Shallow analysis from anti-war "statesmen"

Tony Blankley takes issue with the cut-and-run Senators – and succinctly states the issue on which they ought to be focused.

He is, to be charitable, less than impressed with their reasons for declaring defeat and going home.

I haven't seen such uncritical thinking since I hid under my bed sheets to get away from the monsters back when I was 3 years old.

Whether they are talking about war weariness, grief over casualties, fear of their upcoming elections, disappointment with the current Iraqi government or general irritation with the incumbent president: What in the world do such misgivings of U.S. senators have to do with whether we should continue to advance our vital national security interests?

None of these senators has even addressed the question of whether the U.S. is safer if we leave Iraq than if we stay. Isn't that the key question? The question is not whether the Iraqi government deserves American sacrifice on their behalf. Our sons and daughters are not fighting, being grievously wounded and dying for Iraq — but for American vital interests. If this were just about Iraqi democracy, I might join the screaming for a quick exit.

But if al Qaeda can plausibly claim they drove America out of Iraq (just as they drove the Soviet Union out of Afghanistan) they will gain literally millions of new adherents in their struggle to destroy America and the West. We will then pay in blood, treasure and future wars vastly more than we are paying today to manage and eventually win our struggle in Iraq.

Our staying power, unflinching persistence in the face of adversity, muscular capacity to impose order on chaos and eventual slaughtering of terrorists who are trying to drive us out will do more to win the "hearts and minds" of potentially radical Islamists around the world than all the little sermons about our belief in Islam as the religion of peace. As Osama bin Laden once famously observed, people follow the strong horse.

We have two choices: Use our vast resources to prove we are the strong horse; or get ready to be taken to the glue factory.

When Blankley mentions Bin Laden’s “strong horse” quote, he omits the context; it was prompted by the Clinton administration’s quick exit from Somalia in the aftermath of the “Blackhawk Down” battle, wherein the U.S. Army lost less than 20 GIs.
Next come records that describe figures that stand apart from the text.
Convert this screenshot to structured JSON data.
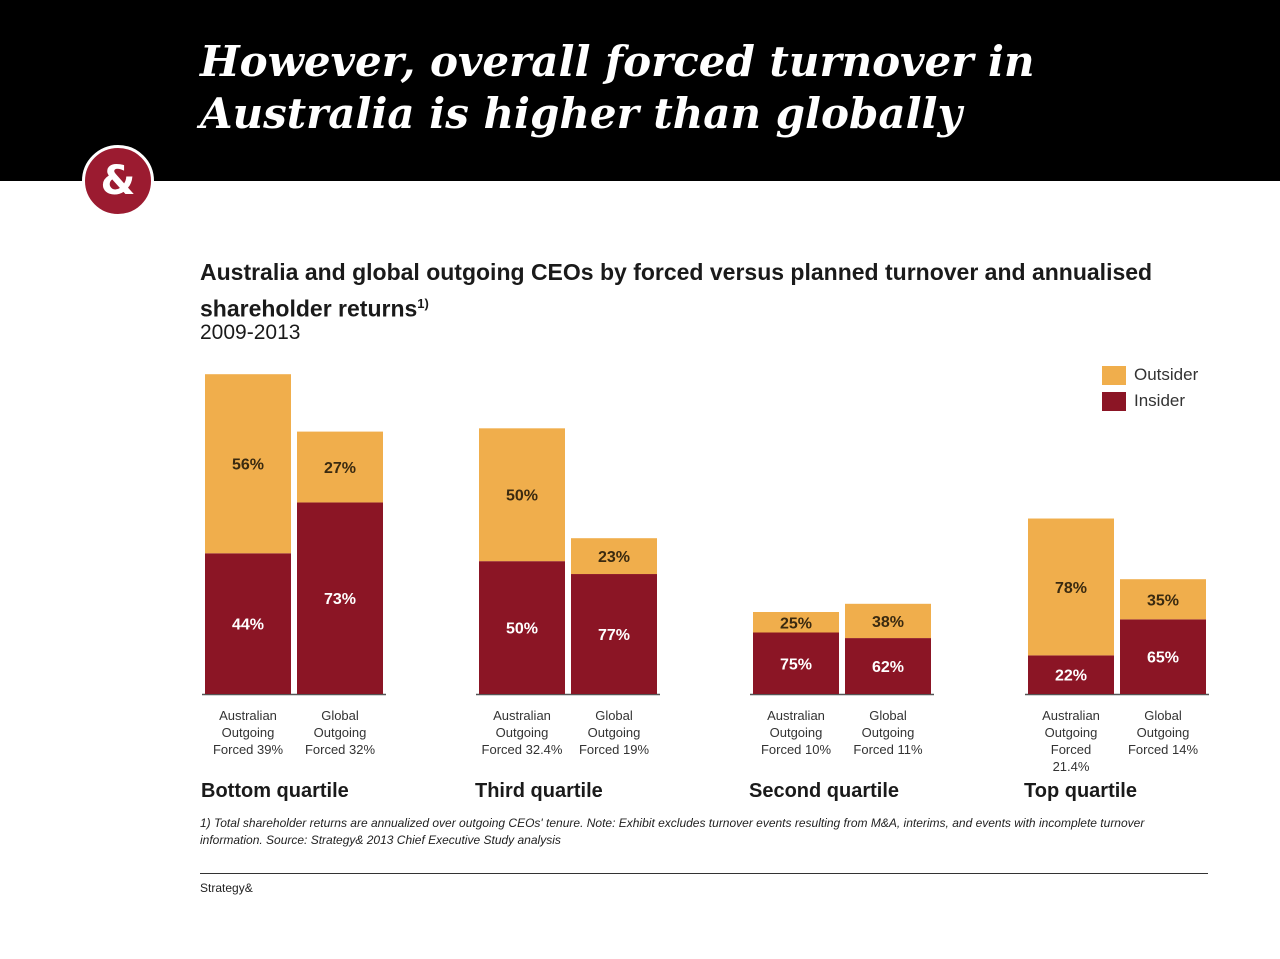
{
  "slide": {
    "title": "However, overall forced turnover in Australia is higher than globally",
    "logo_text": "&",
    "footnote": "1) Total shareholder returns are annualized over outgoing CEOs' tenure.  Note: Exhibit excludes turnover events resulting from M&A, interims, and events with incomplete turnover information.  Source: Strategy& 2013 Chief Executive Study analysis",
    "brand": "Strategy&"
  },
  "colors": {
    "outsider": "#f0ae4c",
    "insider": "#8b1525",
    "header": "#000000",
    "logo": "#9b1b30"
  },
  "chart_data": {
    "type": "bar",
    "stacked": true,
    "title": "Australia and global outgoing CEOs by forced versus planned turnover and annualised shareholder returns",
    "title_footnote_marker": "1)",
    "subtitle": "2009-2013",
    "legend": [
      "Outsider",
      "Insider"
    ],
    "legend_position": "top-right",
    "groups": [
      {
        "name": "Bottom quartile",
        "bars": [
          {
            "label_lines": [
              "Australian",
              "Outgoing",
              "Forced 39%"
            ],
            "forced_pct": 39,
            "outsider": 56,
            "insider": 44
          },
          {
            "label_lines": [
              "Global",
              "Outgoing",
              "Forced 32%"
            ],
            "forced_pct": 32,
            "outsider": 27,
            "insider": 73
          }
        ]
      },
      {
        "name": "Third quartile",
        "bars": [
          {
            "label_lines": [
              "Australian",
              "Outgoing",
              "Forced 32.4%"
            ],
            "forced_pct": 32.4,
            "outsider": 50,
            "insider": 50
          },
          {
            "label_lines": [
              "Global",
              "Outgoing",
              "Forced 19%"
            ],
            "forced_pct": 19,
            "outsider": 23,
            "insider": 77
          }
        ]
      },
      {
        "name": "Second quartile",
        "bars": [
          {
            "label_lines": [
              "Australian",
              "Outgoing",
              "Forced 10%"
            ],
            "forced_pct": 10,
            "outsider": 25,
            "insider": 75
          },
          {
            "label_lines": [
              "Global",
              "Outgoing",
              "Forced 11%"
            ],
            "forced_pct": 11,
            "outsider": 38,
            "insider": 62
          }
        ]
      },
      {
        "name": "Top quartile",
        "bars": [
          {
            "label_lines": [
              "Australian",
              "Outgoing",
              "Forced",
              "21.4%"
            ],
            "forced_pct": 21.4,
            "outsider": 78,
            "insider": 22
          },
          {
            "label_lines": [
              "Global",
              "Outgoing",
              "Forced 14%"
            ],
            "forced_pct": 14,
            "outsider": 35,
            "insider": 65
          }
        ]
      }
    ]
  }
}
Despite the courage of the 1st Mountain Division and men like U.S. Army Sgt. First Class Randy Shugart and Master Sgt. Gary Gordon, both of whom won the Medal of Honor, and despite the vast number of enemy killed at relatively little cost, the fact that the U.S. rapidly withdrew from the African nation led bin Laden and his terrorist jihadi cohorts to surmise that America – and Americans – didn’t have the fortitude to fight and win the long war, that despite our weaponry, wealth and size, we lacked the stamina and civilizational self-confidence to stay the course.

Bin Laden concluded that we were a paper tiger, the weak horse.

Fleeing Iraq will prove that we’ve learned nothing in the intervening years, and serve to further embolden our enemies.

Too bad our so-called statesmen are too short-sighted to see it.